To us when we’re in the hospital, it’s a welcome sound, that buzz. It signals the nurse that we need her. But imagine you’re surrounded every day, every hour by endless buzzing, beeping, and hissing. Do you think you’d hear any of it, after awhile?

That’s the disturbing conclusion the Food and Drug Administration (FDA) has come to, following a story last year in The Boston Globe that linked this “alarm fatigue” to hundreds of deaths.

The problem is that medical professionals can become desensitized to all the noises that medical devices make, and then miss those sounds that signify that a patient is in trouble.

So the FDA is taking steps to reduce this in hospitals “by intensifying its pre-market review of medical devices that sound alarms and could contribute to the desensitization of nurses,” according to a story by Liz Kowalczyk.

The Boston Globe reports that the agency is stepping up and adding to its training on alarm standards and alarm safety for its reviewers, those who check over 4,000 applications a year from manufacturers looking to be approved to sell their medical devices, including heart and oxygen monitors.

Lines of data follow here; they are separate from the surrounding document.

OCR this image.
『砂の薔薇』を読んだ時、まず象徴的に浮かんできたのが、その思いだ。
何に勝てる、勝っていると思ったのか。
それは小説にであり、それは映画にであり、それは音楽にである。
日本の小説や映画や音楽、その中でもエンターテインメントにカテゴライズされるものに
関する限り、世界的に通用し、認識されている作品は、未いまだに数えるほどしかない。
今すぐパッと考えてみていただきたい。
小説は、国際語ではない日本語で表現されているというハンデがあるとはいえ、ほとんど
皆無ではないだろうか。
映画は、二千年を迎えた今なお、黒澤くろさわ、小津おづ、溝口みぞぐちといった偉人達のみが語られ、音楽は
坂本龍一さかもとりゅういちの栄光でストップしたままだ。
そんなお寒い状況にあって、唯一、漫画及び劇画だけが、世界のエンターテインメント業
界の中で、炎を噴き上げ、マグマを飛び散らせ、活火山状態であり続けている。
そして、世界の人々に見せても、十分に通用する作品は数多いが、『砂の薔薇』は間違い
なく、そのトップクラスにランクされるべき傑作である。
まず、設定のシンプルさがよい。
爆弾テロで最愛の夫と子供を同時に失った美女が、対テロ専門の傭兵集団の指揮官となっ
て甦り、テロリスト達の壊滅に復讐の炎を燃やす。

Instead of adding to the noise that alarms on such monitors and on medication pumps, ventilators, and beds make endlessly in hospitals, a top FDA device official has now hinted that “he wants to keep new products that do not serve an important function from needlessly adding to the cacophony,” writes Kowalczyk.

The national organization that accredits hospitals is also jumping in. Over the next few weeks, according to Kowalczyk , it will ask hospitals and nursing homes across the country to come up with “specific recommendations for reducing the number of hospital alarms sounding,” Kowalczyk reports.

Dr. William Maisel, deputy director and chief scientist at the Center for Devices and Radiological Health,  and a cardiologist who previously worked at Beth Israel Deaconess Medical Center in Boston, told Kowalczyk that the FDA “is particularly focused on ‘new alarms trying to measure new things,’’ such as alarms that monitor various physiological functions at once.”

Manufacturers of these devices argue back that monitoring several vital signs at once gives clinicians a better picture of when a patient is in trouble, Kowalczyk writes, though many monitors do just measure one function, such as heart rate and rhythm.

FDA is also considering issuing guidelines to the medical device industry about its expectations on the use of alarms.